While Perth’s city centre, or Perth Central Business District (CBD), doesn't have many traditional tourist sights, it’s home to plenty of lively bars, cafes and shops, as well as Perth Town Hall, a structure of historic importance built by convicts in the 1860s.
For Perth’s safest swimming beach head to Cottesloe, where you’ll find golden sands and lush pines, as well as a good selection of cafes and pubs that are perfect spots for watching the sunset.
Kings Park in the west offers unrivalled views across the city and the Swan River, as well as an incredible Botanic garden featuring thousands of indigenous plants and wildflowers. Don’t miss the Lotterywest Federation Walkway, which allows you to walk through the treetops on a stunning glass and steel bridge.

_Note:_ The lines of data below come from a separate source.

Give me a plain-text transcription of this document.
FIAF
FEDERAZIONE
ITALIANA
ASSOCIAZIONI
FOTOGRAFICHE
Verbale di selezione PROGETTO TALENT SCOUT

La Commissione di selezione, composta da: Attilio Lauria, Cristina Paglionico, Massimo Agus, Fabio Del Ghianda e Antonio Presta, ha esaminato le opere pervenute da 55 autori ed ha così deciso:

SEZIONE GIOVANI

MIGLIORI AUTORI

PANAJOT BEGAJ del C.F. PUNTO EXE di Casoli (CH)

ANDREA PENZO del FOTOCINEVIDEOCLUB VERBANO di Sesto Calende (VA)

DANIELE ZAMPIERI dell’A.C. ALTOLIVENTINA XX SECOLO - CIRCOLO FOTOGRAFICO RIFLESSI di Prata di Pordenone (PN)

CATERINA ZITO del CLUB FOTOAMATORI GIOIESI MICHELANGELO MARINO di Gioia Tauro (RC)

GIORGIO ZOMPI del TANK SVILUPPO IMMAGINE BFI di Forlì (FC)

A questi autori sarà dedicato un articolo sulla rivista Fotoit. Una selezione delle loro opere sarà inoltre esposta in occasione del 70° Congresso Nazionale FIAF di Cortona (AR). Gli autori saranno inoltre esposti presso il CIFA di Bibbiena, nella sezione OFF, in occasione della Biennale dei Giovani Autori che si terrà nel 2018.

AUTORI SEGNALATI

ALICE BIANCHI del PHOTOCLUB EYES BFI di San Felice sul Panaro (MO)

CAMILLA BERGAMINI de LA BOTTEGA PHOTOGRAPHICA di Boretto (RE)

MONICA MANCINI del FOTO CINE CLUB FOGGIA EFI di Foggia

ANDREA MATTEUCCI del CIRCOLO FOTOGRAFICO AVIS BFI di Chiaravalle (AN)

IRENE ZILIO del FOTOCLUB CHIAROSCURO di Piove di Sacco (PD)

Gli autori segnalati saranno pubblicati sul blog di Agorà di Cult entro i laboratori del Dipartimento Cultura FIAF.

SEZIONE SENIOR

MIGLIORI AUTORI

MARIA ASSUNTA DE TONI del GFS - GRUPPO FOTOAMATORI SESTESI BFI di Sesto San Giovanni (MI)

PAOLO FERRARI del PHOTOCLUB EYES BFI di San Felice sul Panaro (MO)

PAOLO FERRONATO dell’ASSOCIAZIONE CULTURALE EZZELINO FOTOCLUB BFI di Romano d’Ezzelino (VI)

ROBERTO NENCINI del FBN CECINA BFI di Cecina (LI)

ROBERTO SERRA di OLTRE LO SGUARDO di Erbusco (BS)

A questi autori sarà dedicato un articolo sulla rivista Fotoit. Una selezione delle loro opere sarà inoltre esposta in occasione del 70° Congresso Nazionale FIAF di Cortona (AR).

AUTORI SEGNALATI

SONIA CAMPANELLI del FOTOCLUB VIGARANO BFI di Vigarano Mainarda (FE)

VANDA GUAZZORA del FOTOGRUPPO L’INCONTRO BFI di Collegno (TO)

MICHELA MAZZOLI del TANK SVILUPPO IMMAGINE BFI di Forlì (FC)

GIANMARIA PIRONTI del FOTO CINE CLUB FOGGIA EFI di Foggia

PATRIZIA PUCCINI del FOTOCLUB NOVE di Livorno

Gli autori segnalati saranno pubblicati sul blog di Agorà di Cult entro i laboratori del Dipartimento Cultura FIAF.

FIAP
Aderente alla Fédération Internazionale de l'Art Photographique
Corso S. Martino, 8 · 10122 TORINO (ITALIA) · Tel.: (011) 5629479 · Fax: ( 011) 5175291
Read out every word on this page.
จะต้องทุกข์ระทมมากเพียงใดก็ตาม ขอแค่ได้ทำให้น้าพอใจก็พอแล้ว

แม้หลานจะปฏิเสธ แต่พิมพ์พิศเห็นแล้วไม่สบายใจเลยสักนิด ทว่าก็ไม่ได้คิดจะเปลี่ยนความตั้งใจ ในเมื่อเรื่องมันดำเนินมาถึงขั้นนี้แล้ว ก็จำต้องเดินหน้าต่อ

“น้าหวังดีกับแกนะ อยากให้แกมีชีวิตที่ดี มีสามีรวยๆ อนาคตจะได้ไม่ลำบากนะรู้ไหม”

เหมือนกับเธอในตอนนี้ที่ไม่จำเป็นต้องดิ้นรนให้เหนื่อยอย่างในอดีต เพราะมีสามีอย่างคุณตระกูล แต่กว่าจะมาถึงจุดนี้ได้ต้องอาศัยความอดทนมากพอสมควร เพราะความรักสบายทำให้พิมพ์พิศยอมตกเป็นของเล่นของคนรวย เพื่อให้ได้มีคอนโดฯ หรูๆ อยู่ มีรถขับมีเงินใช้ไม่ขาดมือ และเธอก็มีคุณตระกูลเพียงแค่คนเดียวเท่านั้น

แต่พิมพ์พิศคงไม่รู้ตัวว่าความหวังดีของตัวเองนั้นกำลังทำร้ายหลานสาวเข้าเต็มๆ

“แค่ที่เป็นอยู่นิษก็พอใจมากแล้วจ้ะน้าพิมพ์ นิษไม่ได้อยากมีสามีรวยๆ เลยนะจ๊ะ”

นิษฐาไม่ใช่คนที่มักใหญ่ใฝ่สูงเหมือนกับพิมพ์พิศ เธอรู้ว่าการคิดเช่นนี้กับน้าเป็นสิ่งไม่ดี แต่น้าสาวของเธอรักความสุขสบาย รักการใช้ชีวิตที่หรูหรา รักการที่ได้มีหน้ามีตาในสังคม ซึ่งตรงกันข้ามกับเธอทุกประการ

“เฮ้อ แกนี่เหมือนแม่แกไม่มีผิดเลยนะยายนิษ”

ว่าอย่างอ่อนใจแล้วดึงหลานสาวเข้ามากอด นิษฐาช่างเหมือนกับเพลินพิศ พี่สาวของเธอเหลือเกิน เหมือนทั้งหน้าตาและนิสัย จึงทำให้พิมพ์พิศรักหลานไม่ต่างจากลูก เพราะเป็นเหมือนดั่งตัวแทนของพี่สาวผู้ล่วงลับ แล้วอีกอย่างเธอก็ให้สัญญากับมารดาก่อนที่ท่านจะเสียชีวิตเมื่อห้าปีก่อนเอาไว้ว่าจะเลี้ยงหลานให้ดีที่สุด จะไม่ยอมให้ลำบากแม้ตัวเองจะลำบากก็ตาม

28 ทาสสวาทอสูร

The neighbourhood of Northbridge is the heart of Perth’s arts and culture scene, where you’ll find buzzy bars, vintage stores and the Perth Cultural Centre, home to galleries and live performance spaces including the Art Gallery of Western Australia. Founded in 1895 this gallery houses the state’s best art collection, with works by Australian luminaries such as Arthur Boyd, Arthur Streeton and Sidney Nolan.
Another must-see is Fremantle Prison, which offers a fascinating insight into the lives of the convicts where made to build their own jail on arriving in Australia in 1850. Constructed from beautiful pale limestone sourced from the hill on which it’s built, a total of 350,000 people were incarcerated here between 1855 to 1991. Choose from guided tours including the Doing Time tour, which visits the kitchens, men’s cells and solitary-confinement cells and the Torchlight Tour, an eerie evening journey which explores some of the prison’s darker tales.
Also in Fremantle is the Western Australian Museum – Shipwreck Galleries. Considered the finest display of maritime archaeology in the southern hemisphere, exhibitions documenting shipwrecks and their relics are housed in a restored 1850s-era commissariat building.